Since the foundation of the first public cloud companies in the early 2000s, they have radically transformed the landscape of the internet, arguably, more than any other company.
Amazon was the first one that made its computing infrastructure available as an API for rent on a per-time basis in the early 2000s, coining the term “Infrastructure as a Service — IaaS”, they were subsequently followed by Google and Microsoft. They established their own IaaS products with Google Cloud Platform (GCP) and Microsoft’s Azure.
Starting a web-based or SaaS (Software as a Service) business was virtually unheard of before the age of IaaS (Infrastructure as a Service) companies. There were simply too many hurdles, and the expenses were too high — you’d have to purchase dedicated servers and a high bandwidth connection to handle a load of incoming visitors to your website, hire engineers to build a scalable system, and if you planned to go international, you would have to purchase servers in other geographical locations.
IaaS companies provided (and still do … ) businesses a much shorter time to market and lowered development costs to a point where launching an online, scalable, internationally available online service can be done in a matter of days at a fraction of the cost required 20 years ago.
Why has Enzymit decided to off-load many of its processes to an on-premise private cloud?
First, it’s important to note that Enzymit’s use of cloud computing mainly entailed computationally intensive calculations for protein design. We do not have (yet) any public-facing applications that need to scale across multiple geographical zones and handle millions of requests per minute. Our primary use case is running CPU and GPU heavy analyses, and for that use case, we have found the IaaS/public cloud solution to be far from cost-effective in the long term.
The first apparent downside from our perspective is the transparency of the costs. Although several of the largest IaaS companies have dedicated a lot of resources to providing their customers with pricing simulators and spending predictions, we found that those are much more reliable if you use their public product-based APIs that serve as a layer between the engineer and the “raw” compute infrastructure. In other words, you get much better transparency if you vendor-lock your company to the IaaS provider (or simply have a less cost-optimized platform). Suppose you don’t want to vendor-lock your software to any cloud company and just use the bare-bones infrastructure so that you could migrate with ease to a different cloud provider in the future; well, good luck. If you’re going to get a glimpse of a complex pricing model, take a look at this guide that discusses only one provider’s data transfer pricing model!
Adding storage, CPU time, and many other costs makes understanding and verifying the cost structure a task suitable for certified experts (those certificates are another source of income for public cloud companies)
Upon founding Enzymit, we received a significant amount of credits for one of the largest public cloud providers.
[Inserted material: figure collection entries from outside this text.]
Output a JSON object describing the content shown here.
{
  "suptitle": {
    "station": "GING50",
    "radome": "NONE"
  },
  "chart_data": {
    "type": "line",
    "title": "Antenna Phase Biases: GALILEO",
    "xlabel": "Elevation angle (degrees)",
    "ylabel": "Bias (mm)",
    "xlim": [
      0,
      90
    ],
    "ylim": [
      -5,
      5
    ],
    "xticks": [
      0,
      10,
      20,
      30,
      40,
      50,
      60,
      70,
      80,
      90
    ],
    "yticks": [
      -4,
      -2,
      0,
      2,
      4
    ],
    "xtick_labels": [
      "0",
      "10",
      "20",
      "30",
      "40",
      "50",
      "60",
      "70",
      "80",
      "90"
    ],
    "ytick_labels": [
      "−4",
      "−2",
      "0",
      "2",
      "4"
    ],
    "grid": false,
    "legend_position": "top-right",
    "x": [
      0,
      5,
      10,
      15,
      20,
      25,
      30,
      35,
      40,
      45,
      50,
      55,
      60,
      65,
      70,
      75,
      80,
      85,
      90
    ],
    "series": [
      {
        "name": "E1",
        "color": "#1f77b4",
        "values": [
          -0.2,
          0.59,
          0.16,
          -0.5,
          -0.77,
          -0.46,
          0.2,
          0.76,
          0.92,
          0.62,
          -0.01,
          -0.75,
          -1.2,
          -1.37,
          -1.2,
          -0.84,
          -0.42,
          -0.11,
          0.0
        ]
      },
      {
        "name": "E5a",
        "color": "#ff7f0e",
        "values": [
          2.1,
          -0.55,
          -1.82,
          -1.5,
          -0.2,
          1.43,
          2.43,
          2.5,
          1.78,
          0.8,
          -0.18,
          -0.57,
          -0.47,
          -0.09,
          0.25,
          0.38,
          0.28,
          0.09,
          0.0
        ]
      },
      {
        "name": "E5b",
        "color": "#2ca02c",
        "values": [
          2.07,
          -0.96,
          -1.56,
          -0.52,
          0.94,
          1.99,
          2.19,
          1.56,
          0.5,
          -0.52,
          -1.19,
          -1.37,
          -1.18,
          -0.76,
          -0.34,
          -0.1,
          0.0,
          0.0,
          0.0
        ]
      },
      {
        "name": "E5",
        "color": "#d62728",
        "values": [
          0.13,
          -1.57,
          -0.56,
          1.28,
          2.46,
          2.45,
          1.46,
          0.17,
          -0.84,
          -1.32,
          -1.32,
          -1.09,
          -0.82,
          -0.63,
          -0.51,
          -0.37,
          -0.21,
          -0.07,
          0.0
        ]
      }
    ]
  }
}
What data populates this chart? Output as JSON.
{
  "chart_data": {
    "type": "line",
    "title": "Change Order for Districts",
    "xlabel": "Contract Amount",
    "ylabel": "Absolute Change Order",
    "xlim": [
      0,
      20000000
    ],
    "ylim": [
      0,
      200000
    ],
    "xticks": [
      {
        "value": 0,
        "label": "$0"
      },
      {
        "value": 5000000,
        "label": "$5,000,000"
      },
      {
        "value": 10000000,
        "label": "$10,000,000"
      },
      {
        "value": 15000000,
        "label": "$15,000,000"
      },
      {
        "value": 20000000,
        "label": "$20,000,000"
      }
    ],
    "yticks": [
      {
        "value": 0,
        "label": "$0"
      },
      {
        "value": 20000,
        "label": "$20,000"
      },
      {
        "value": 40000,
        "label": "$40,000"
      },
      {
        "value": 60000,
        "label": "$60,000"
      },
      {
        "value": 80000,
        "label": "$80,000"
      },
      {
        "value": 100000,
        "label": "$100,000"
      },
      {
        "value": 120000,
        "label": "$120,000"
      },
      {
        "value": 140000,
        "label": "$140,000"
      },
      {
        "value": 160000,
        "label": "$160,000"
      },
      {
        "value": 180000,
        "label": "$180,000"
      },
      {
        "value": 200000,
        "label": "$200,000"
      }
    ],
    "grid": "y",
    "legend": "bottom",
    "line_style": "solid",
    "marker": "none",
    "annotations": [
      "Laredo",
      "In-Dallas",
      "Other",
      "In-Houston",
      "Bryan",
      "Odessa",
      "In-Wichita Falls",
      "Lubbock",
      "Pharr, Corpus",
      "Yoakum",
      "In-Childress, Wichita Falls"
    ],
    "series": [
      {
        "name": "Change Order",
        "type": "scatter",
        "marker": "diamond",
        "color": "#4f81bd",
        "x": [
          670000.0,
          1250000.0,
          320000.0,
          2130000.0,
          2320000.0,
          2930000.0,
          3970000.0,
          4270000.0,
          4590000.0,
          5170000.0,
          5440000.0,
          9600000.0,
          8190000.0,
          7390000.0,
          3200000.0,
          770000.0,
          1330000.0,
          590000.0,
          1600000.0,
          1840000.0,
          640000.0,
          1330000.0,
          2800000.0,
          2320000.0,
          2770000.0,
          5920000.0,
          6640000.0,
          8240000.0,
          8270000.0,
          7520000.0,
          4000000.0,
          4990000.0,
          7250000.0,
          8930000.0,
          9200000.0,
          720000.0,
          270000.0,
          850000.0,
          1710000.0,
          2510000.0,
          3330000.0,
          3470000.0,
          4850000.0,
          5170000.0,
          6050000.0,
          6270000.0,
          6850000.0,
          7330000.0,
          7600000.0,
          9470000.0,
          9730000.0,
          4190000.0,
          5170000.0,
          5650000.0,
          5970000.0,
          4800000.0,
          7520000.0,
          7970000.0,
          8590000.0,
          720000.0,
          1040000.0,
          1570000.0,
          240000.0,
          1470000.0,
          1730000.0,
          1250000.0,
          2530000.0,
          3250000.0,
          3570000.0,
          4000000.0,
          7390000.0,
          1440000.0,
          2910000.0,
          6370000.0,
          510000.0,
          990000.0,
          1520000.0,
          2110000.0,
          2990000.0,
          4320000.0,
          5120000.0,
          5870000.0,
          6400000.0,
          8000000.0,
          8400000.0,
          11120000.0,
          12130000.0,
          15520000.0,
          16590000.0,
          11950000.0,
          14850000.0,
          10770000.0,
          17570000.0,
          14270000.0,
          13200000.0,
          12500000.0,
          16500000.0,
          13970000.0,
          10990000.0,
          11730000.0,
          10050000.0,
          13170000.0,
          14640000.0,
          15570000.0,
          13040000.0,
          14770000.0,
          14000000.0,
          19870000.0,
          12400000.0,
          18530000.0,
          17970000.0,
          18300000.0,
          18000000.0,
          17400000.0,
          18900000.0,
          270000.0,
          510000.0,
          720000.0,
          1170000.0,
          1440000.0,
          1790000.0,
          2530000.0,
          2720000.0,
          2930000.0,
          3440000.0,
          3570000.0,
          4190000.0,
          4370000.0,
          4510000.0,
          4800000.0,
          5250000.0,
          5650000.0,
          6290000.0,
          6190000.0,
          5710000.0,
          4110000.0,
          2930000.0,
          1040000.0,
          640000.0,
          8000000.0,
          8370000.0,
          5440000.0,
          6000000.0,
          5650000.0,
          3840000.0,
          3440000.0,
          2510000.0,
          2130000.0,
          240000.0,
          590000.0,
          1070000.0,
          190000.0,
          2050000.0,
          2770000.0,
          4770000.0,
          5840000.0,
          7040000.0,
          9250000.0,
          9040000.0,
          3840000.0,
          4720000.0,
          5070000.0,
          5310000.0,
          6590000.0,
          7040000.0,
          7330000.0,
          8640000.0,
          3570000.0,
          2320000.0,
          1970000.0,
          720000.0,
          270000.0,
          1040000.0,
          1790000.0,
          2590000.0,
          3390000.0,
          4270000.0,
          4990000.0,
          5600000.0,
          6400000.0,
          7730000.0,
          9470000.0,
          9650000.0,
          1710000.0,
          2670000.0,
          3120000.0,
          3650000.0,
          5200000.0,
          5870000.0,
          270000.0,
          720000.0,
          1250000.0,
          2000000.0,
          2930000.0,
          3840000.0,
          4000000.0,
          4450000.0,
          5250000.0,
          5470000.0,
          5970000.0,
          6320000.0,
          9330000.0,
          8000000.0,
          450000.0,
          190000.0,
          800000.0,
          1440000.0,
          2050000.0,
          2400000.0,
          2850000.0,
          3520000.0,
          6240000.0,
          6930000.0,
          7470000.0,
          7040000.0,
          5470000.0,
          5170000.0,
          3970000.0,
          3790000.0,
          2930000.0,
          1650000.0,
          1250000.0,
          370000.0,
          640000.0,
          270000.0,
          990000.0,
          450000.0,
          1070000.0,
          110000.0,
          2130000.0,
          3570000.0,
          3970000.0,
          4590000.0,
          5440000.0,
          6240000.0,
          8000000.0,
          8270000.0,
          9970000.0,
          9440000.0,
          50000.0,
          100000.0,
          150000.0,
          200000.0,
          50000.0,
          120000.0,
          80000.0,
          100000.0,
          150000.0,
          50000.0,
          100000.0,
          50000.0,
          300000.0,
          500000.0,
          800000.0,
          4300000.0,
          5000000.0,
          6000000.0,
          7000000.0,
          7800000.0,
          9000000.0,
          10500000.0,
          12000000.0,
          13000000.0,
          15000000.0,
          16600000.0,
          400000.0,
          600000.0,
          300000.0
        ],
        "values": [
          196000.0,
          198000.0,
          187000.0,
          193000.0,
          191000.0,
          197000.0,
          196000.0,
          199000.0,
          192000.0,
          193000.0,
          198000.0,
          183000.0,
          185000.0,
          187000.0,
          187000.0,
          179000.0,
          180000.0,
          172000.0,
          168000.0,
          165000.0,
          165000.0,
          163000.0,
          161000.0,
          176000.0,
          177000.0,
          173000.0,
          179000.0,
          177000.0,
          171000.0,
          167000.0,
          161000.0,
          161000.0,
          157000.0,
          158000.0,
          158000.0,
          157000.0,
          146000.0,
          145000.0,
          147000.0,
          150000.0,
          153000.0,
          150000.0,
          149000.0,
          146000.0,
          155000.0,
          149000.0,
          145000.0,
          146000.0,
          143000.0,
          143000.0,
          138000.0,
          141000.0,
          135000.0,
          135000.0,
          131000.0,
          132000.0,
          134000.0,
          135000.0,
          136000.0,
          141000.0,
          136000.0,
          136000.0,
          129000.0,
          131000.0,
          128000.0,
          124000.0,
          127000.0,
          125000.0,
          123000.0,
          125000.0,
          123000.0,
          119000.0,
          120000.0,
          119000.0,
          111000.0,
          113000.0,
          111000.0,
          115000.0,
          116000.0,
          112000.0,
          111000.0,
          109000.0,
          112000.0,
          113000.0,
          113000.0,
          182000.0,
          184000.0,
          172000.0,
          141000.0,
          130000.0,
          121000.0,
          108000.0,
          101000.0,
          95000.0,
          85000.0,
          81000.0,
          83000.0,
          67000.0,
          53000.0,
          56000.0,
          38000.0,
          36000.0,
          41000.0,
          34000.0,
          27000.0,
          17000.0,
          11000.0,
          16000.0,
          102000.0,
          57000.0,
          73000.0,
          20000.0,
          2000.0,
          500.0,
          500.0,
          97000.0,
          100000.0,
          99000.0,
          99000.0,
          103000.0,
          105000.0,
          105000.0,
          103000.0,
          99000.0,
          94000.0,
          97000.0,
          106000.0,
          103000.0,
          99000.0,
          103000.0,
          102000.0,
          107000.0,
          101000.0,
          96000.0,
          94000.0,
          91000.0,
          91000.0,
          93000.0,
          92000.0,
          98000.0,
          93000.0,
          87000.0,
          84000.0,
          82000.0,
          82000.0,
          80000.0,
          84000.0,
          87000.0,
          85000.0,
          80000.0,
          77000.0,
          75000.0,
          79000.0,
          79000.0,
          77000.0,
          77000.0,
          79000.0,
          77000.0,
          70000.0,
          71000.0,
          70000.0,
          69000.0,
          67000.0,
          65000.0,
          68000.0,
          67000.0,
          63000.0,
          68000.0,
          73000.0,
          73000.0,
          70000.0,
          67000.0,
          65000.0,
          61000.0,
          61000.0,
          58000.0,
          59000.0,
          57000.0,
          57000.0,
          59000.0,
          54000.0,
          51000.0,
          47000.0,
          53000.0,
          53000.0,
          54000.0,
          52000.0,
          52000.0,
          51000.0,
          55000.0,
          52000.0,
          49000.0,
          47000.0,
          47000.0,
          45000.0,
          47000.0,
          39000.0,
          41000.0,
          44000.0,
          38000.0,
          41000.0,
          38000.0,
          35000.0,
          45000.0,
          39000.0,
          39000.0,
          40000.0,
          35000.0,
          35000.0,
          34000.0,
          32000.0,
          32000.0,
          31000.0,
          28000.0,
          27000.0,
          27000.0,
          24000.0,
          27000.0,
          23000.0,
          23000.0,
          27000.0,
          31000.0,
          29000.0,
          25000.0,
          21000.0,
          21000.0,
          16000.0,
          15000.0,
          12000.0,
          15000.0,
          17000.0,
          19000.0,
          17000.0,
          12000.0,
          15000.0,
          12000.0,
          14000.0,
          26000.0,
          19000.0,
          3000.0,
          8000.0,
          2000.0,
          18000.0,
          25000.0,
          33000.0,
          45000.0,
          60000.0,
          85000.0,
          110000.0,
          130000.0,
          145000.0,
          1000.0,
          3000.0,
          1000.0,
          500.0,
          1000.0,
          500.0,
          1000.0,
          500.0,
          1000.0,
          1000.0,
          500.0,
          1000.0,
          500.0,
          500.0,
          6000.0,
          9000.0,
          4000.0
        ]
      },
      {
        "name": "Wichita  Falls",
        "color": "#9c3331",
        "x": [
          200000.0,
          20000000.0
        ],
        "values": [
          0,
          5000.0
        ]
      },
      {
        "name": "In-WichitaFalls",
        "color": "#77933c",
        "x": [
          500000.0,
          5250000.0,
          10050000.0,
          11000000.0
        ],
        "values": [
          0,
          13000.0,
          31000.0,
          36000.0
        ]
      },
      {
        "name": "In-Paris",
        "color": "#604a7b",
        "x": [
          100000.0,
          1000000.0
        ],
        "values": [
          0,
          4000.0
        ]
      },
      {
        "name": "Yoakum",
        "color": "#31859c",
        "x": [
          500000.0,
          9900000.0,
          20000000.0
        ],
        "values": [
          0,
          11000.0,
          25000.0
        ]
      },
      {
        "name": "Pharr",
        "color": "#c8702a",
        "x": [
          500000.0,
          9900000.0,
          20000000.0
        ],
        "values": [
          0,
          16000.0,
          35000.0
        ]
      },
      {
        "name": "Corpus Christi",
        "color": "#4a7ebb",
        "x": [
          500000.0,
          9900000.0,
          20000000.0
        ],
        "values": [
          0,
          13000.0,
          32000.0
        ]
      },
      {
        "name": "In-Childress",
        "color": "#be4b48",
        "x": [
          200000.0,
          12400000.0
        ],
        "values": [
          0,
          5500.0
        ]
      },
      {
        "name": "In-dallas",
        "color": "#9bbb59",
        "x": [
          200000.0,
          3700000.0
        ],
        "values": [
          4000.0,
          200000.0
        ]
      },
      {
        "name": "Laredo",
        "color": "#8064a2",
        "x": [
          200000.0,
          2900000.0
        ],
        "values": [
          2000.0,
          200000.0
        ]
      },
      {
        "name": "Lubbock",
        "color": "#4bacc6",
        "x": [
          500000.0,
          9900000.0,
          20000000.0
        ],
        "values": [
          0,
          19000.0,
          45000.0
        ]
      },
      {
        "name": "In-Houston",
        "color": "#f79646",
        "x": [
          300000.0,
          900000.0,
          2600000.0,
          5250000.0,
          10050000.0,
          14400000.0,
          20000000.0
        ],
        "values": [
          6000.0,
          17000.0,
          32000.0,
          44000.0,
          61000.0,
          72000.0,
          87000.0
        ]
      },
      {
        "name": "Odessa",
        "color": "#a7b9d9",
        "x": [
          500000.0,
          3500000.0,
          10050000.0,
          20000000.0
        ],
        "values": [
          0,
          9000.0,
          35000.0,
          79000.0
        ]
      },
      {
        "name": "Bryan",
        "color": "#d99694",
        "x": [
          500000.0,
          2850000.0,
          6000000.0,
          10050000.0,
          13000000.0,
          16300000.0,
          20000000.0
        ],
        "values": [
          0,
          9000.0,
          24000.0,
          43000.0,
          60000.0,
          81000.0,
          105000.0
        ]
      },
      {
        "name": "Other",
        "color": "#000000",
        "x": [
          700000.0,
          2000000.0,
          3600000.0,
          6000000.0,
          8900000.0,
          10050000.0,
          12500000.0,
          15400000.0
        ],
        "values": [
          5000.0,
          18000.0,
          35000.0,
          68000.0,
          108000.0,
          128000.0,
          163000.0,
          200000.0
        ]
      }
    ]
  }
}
Like many other startups who are short on staff, we made the most of it, but not without architectural blunders that cost us thousands of dollars of credit money. Our primary use of the platform is mainly GPU-based neural network training and inference and some CPU-based calculations.
After spending $100k in a year, we calculated that each thread-hour costs us about $0.06-$0.08 — including everything from storage to data transfer and CPU usage. (Not including GPUs in this analysis)
Running at about 120k CPU hours per month, this sum amounts to $7200-$9,600 per month!
This is the cost of a very well-equipped server with RTX 3090 GPU.
This finding got us thinking about the option of off-loading at least some of our workload to on-premise compute servers. After doing the math, We decided to purchase three workstations at a total cost of $17k. One is a GPU-based workstation with two RTX 3090s and an Intel i9–12900 CPU, and another two workstations with 16 cores AMD Ryzen 5950X CPUs.
It took us a few FTE days to set those up to our satisfaction with slurm, NFS, backups, and several other services.
We noticed that our RTXs, although considered gaming cards, are comparable (if not better) in performance to Tesla V100, which some cloud providers rent at the staggering price of $3.06 an hour.
We are aware that hosting our own compute infrastructure doesn’t come cheap, and there are some hidden costs that need to be factored in, such as maintenance, security, and more.
Over the next few months, we will collect more data on those factors, hopefully eventually converging on the most cost-effective solution, which will probably be a balance between our infrastructure and public cloud-based infrastructures. In any case, after a few weeks of running on our local infrastructure, we can say that it requires more planning than just running on the cloud since resources are much more limited. On the other hand, once those computational experiments are planned well — we barely require additional resources from cloud providers.